La vulnérabilité n’a pas d’impact sur la version Linux puisque Linux utilise un canal nommé sur le système de fichiers de l’hôte, plutôt que de s’appuyer sur un socket TCP pour l’API du moteur Docker.

Le moyen le plus simple d’exploiter cette vulnérabilité est d’utiliser un conteneur malveillant contrôlé par un acteur malveillant. Cela dit, une faille de falsification de requête côté serveur (SSRF) peut être utilisée comme vecteur d’attaque alternatif.
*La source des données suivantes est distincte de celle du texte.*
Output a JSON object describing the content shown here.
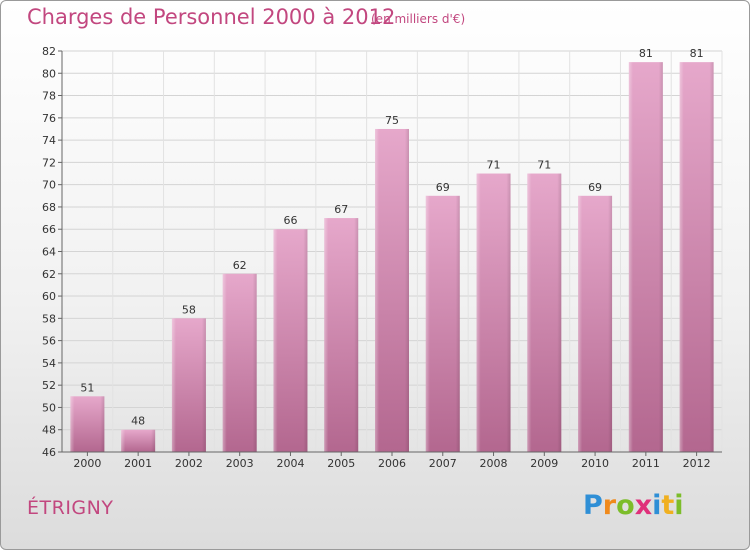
{
  "header": {
    "title": "Charges de Personnel 2000 à 2012",
    "unit": "(en milliers d'€)"
  },
  "footer": {
    "location": "ÉTRIGNY",
    "logo_letters": [
      "P",
      "r",
      "o",
      "x",
      "i",
      "t",
      "i"
    ],
    "logo_colors": [
      "#2f8fd6",
      "#f08a1c",
      "#7cbd2a",
      "#e0307a",
      "#2f8fd6",
      "#f0b020",
      "#7cbd2a"
    ]
  },
  "chart_data": {
    "type": "bar",
    "title": "Charges de Personnel 2000 à 2012",
    "subtitle": "(en milliers d'€)",
    "categories": [
      "2000",
      "2001",
      "2002",
      "2003",
      "2004",
      "2005",
      "2006",
      "2007",
      "2008",
      "2009",
      "2010",
      "2011",
      "2012"
    ],
    "values": [
      51,
      48,
      58,
      62,
      66,
      67,
      75,
      69,
      71,
      71,
      69,
      81,
      81
    ],
    "ylim": [
      46,
      82
    ],
    "yticks": [
      46,
      48,
      50,
      52,
      54,
      56,
      58,
      60,
      62,
      64,
      66,
      68,
      70,
      72,
      74,
      76,
      78,
      80,
      82
    ],
    "grid": true,
    "bar_color": "#c7699d"
  }
}
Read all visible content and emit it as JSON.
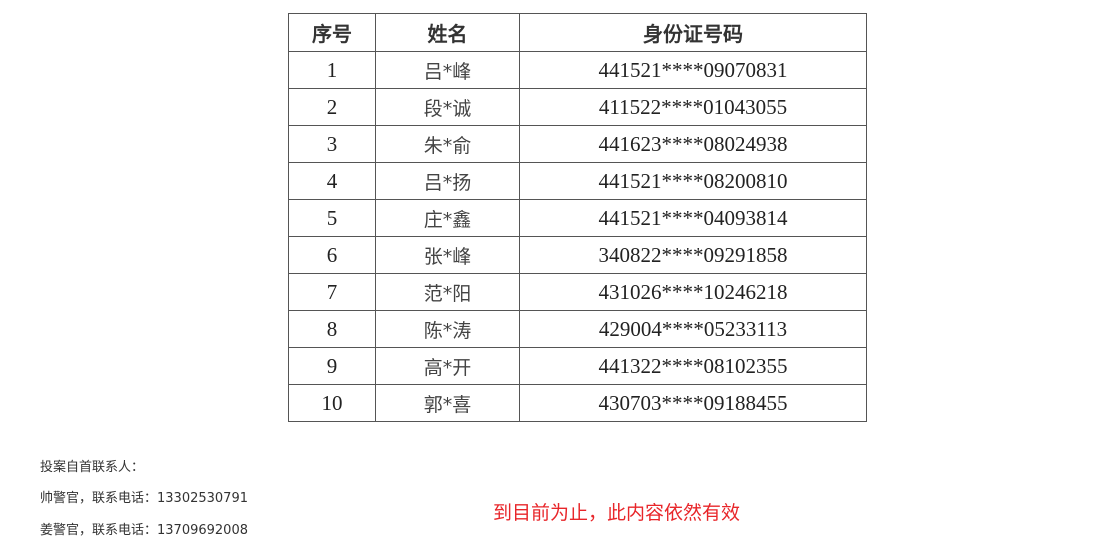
{
  "table": {
    "headers": [
      "序号",
      "姓名",
      "身份证号码"
    ],
    "rows": [
      {
        "no": "1",
        "name": "吕*峰",
        "id": "441521****09070831"
      },
      {
        "no": "2",
        "name": "段*诚",
        "id": "411522****01043055"
      },
      {
        "no": "3",
        "name": "朱*俞",
        "id": "441623****08024938"
      },
      {
        "no": "4",
        "name": "吕*扬",
        "id": "441521****08200810"
      },
      {
        "no": "5",
        "name": "庄*鑫",
        "id": "441521****04093814"
      },
      {
        "no": "6",
        "name": "张*峰",
        "id": "340822****09291858"
      },
      {
        "no": "7",
        "name": "范*阳",
        "id": "431026****10246218"
      },
      {
        "no": "8",
        "name": "陈*涛",
        "id": "429004****05233113"
      },
      {
        "no": "9",
        "name": "高*开",
        "id": "441322****08102355"
      },
      {
        "no": "10",
        "name": "郭*喜",
        "id": "430703****09188455"
      }
    ]
  },
  "contacts": {
    "heading": "投案自首联系人：",
    "lines": [
      "帅警官，联系电话：13302530791",
      "姜警官，联系电话：13709692008"
    ]
  },
  "notice": {
    "text": "到目前为止，此内容依然有效",
    "color": "#e8262a"
  }
}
« Cette vulnérabilité permet à un attaquant de proxy des requêtes via l’application vulnérable et d’atteindre le socket Docker, dont l’impact varie notamment en fonction de la disponibilité des méthodes de requêtes HTTP (la plupart des SSRF n’autorisent que les requêtes GET, mais certains cas de niche permettent l’utilisation des méthodes POST, PATCH, DELETE) », a déclaré Dugre.